23andMe handles its own data at every step, mostly through virtualized machines. All data is encrypted in transit and again in databases, with PII and genetic data stored separately. If a customer wants to delete his or her account, no human eye will see it go, just as no human eye will have seen it in the system.

“We’re hiding data even from ourselves,” Baker explained.

HIPAA regulations, which govern portability rather than privacy, don’t come into play in these cases, but Baker works closely with 23andMe’s chief privacy officer, Jacquie Haggarty, to keep all operations GDPR- and CCPA-compliant.

This strict stance on privacy extends to law enforcement as well. To date, 23andMe has yet to give up any data to law enforcement, maintaining a similar standard to another giant in the personal genomics field, Ancestry.com.

Even the research data 23andMe publishes (generally as summarized, aggregated statistics) is subject to special privacy protocols. Customers have to opt in explicitly if they want their data used by the research team; the approval is separate from the company’s terms of service. An independent ethics committee oversees this process.

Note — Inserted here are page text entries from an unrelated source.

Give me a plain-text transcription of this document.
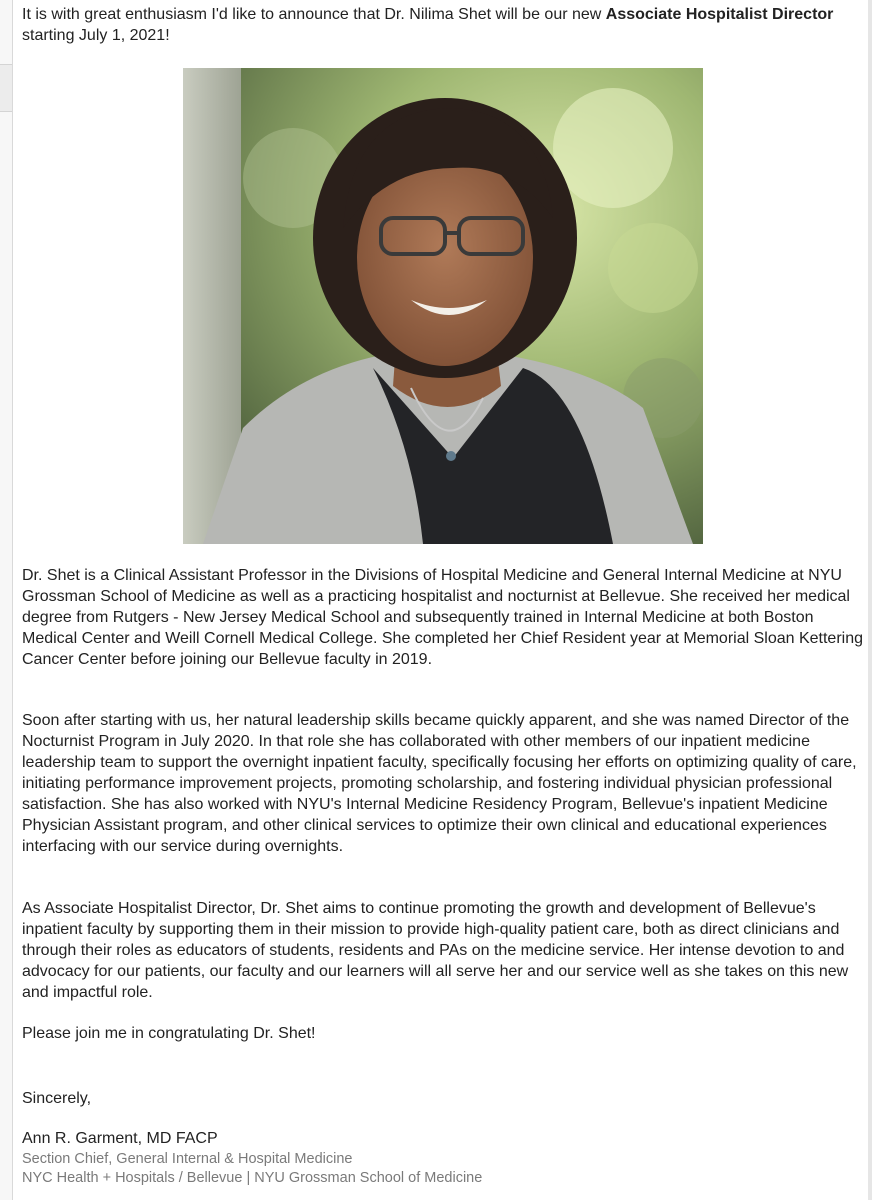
It is with great enthusiasm I'd like to announce that Dr. Nilima Shet will be our new Associate Hospitalist Director starting July 1, 2021!

Dr. Shet is a Clinical Assistant Professor in the Divisions of Hospital Medicine and General Internal Medicine at NYU Grossman School of Medicine as well as a practicing hospitalist and nocturnist at Bellevue. She received her medical degree from Rutgers - New Jersey Medical School and subsequently trained in Internal Medicine at both Boston Medical Center and Weill Cornell Medical College. She completed her Chief Resident year at Memorial Sloan Kettering Cancer Center before joining our Bellevue faculty in 2019.

Soon after starting with us, her natural leadership skills became quickly apparent, and she was named Director of the Nocturnist Program in July 2020. In that role she has collaborated with other members of our inpatient medicine leadership team to support the overnight inpatient faculty, specifically focusing her efforts on optimizing quality of care, initiating performance improvement projects, promoting scholarship, and fostering individual physician professional satisfaction. She has also worked with NYU's Internal Medicine Residency Program, Bellevue's inpatient Medicine Physician Assistant program, and other clinical services to optimize their own clinical and educational experiences interfacing with our service during overnights.

As Associate Hospitalist Director, Dr. Shet aims to continue promoting the growth and development of Bellevue's inpatient faculty by supporting them in their mission to provide high-quality patient care, both as direct clinicians and through their roles as educators of students, residents and PAs on the medicine service. Her intense devotion to and advocacy for our patients, our faculty and our learners will all serve her and our service well as she takes on this new and impactful role.

Please join me in congratulating Dr. Shet!

Sincerely,
Ann R. Garment, MD FACP
Section Chief, General Internal & Hospital Medicine
NYC Health + Hospitals / Bellevue | NYU Grossman School of Medicine
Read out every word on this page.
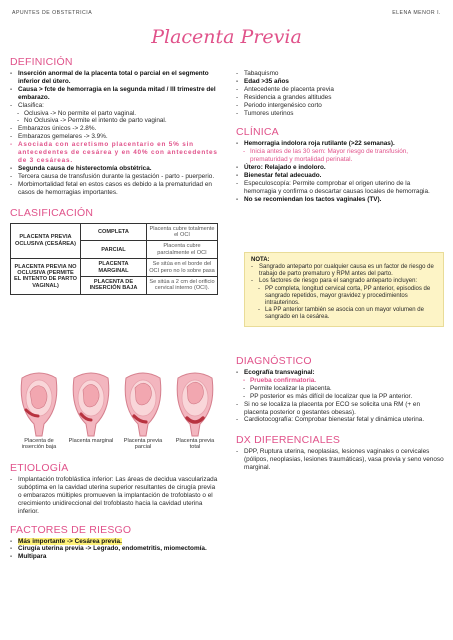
APUNTES DE OBSTETRICIA	ELENA MENOR I.
Placenta Previa
DEFINICIÓN
- Inserción anormal de la placenta total o parcial en el segmento inferior del útero.
- Causa > fcte de hemorragia en la segunda mitad / III trimestre del embarazo.
- Clasifica:
- Oclusiva -> No permite el parto vaginal.
- No Oclusiva -> Permite el intento de parto vaginal.
- Embarazos únicos -> 2.8%.
- Embarazos gemelares -> 3.9%.
- Asociada con acretismo placentario en 5% sin antecedentes de cesárea y en 40% con antecedentes de 3 cesáreas.
- Segunda causa de histerectomía obstétrica.
- Tercera causa de transfusión durante la gestación - parto - puerperio.
- Morbimortalidad fetal en estos casos es debido a la prematuridad en casos de hemorragias importantes.
CLASIFICACIÓN
PLACENTA PREVIA OCLUSIVA (CESÁREA)	COMPLETA	Placenta cubre totalmente el OCI
	PARCIAL	Placenta cubre parcialmente el OCI
PLACENTA PREVIA NO OCLUSIVA (PERMITE EL INTENTO DE PARTO VAGINAL)	PLACENTA MARGINAL	Se sitúa en el borde del OCI pero no lo sobre pasa
	PLACENTA DE INSERCIÓN BAJA	Se sitúa a 2 cm del orificio cervical interno (OCI).
Placenta de inserción baja
Placenta marginal	Placenta previa parcial
Placenta previa total
ETIOLOGÍA
- Implantación trofoblástica inferior: Las áreas de decidua vascularizada subóptima en la cavidad uterina superior resultantes de cirugía previa o embarazos múltiples promueven la implantación de trofoblasto o el crecimiento unidireccional del trofoblasto hacia la cavidad uterina inferior.
FACTORES DE RIESGO
- Más importante -> Cesárea previa.
- Cirugía uterina previa -> Legrado, endometritis, miomectomía.
- Multipara
- Tabaquismo
- Edad >35 años
- Antecedente de placenta previa
- Residencia a grandes altitudes
- Periodo intergenésico corto
- Tumores uterinos
CLÍNICA
- Hemorragia indolora roja rutilante (>22 semanas).
- Inicia antes de las 30 sem: Mayor riesgo de transfusión, prematuridad y mortalidad perinatal.
- Útero: Relajado e indoloro.
- Bienestar fetal adecuado.
- Especuloscopía: Permite comprobar el origen uterino de la hemorragia y confirma o descartar causas locales de hemorragia.
- No se recomiendan los tactos vaginales (TV).
NOTA:
- Sangrado anteparto por cualquier causa es un factor de riesgo de trabajo de parto prematuro y RPM antes del parto.
- Los factores de riesgo para el sangrado anteparto incluyen:
- PP completa, longitud cervical corta, PP anterior, episodios de sangrado repetidos, mayor gravidez y procedimientos intrauterinos.
- La PP anterior también se asocia con un mayor volumen de sangrado en la cesárea.
DIAGNÓSTICO
- Ecografía transvaginal:
- Prueba confirmatoria.
- Permite localizar la placenta.
- PP posterior es más difícil de localizar que la PP anterior.
- Si no se localiza la placenta por ECO se solicita una RM (+ en placenta posterior o gestantes obesas).
- Cardiotocografía: Comprobar bienestar fetal y dinámica uterina.
DX DIFERENCIALES
- DPP, Ruptura uterina, neoplasias, lesiones vaginales o cervicales (pólipos, neoplasias, lesiones traumáticas), vasa previa y seno venoso marginal.
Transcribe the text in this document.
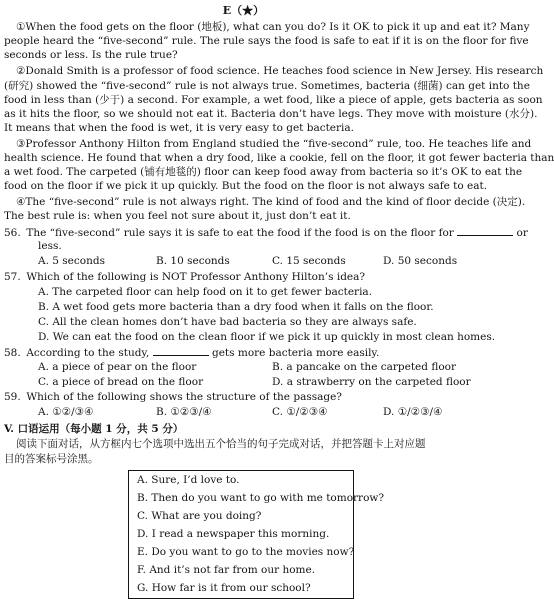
E（★）
①When the food gets on the floor (地板), what can you do? Is it OK to pick it up and eat it? Many
people heard the “five-second” rule. The rule says the food is safe to eat if it is on the floor for five
seconds or less. Is the rule true?
②Donald Smith is a professor of food science. He teaches food science in New Jersey. His research
(研究) showed the “five-second” rule is not always true. Sometimes, bacteria (细菌) can get into the
food in less than (少于) a second. For example, a wet food, like a piece of apple, gets bacteria as soon
as it hits the floor, so we should not eat it. Bacteria don’t have legs. They move with moisture (水分).
It means that when the food is wet, it is very easy to get bacteria.
③Professor Anthony Hilton from England studied the “five-second” rule, too. He teaches life and
health science. He found that when a dry food, like a cookie, fell on the floor, it got fewer bacteria than
a wet food. The carpeted (铺有地毯的) floor can keep food away from bacteria so it’s OK to eat the
food on the floor if we pick it up quickly. But the food on the floor is not always safe to eat.
④The “five-second” rule is not always right. The kind of food and the kind of floor decide (决定).
The best rule is: when you feel not sure about it, just don’t eat it.
56. The “five-second” rule says it is safe to eat the food if the food is on the floor for	or
less.
A. 5 seconds	B. 10 seconds	C. 15 seconds	D. 50 seconds
57. Which of the following is NOT Professor Anthony Hilton’s idea?
A. The carpeted floor can help food on it to get fewer bacteria.
B. A wet food gets more bacteria than a dry food when it falls on the floor.
C. All the clean homes don’t have bad bacteria so they are always safe.
D. We can eat the food on the clean floor if we pick it up quickly in most clean homes.
58. According to the study,	gets more bacteria more easily.
A. a piece of pear on the floor	B. a pancake on the carpeted floor
C. a piece of bread on the floor	D. a strawberry on the carpeted floor
59. Which of the following shows the structure of the passage?
A. ①②/③④	B. ①②③/④	C. ①/②③④	D. ①/②③/④
V. 口语运用（每小题 1 分，共 5 分）
阅读下面对话，从方框内七个选项中选出五个恰当的句子完成对话，并把答题卡上对应题
目的答案标号涂黑。
A. Sure, I’d love to.
B. Then do you want to go with me tomorrow?
C. What are you doing?
D. I read a newspaper this morning.
E. Do you want to go to the movies now?
F. And it’s not far from our home.
G. How far is it from our school?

Defenses this strong require benchmarking IT’s maturity and budget. Regarding the former, 23andMe participates in the Health Information Sharing and Analysis Center (H-ISAC), a global consortium of critical infrastructure owners in the healthcare sector, to share statistics and best practices. One H-ISAC metric, in particular, the dollar-cost-per-discovered bug, is a good barometer of the engineering team’s continuous integration/deployment pipeline, said Baker, who is optimistic about 23andMe’s rating against its peers.

As for budget, 23andMe’s level of defense infrastructure and insourcing requires hefty funding. Luckily for Baker, 23andMe’s executive team doesn’t require the cajoling that CISOs in other fields have to provide. This is largely due to 23andMe’s company culture, which stresses the newest and best technology across functions. Data security is woven into every job at 23andMe and reinforced by constant training and regular phishing tests.

The end result? There’s no lag between IT’s implementing new policies and the rest of the company adopting it?

“We have that advantage,” Baker explained. “We move a lot faster.”

From a man who won’t stop moving even for a Zoom call, that’s quite an endorsement.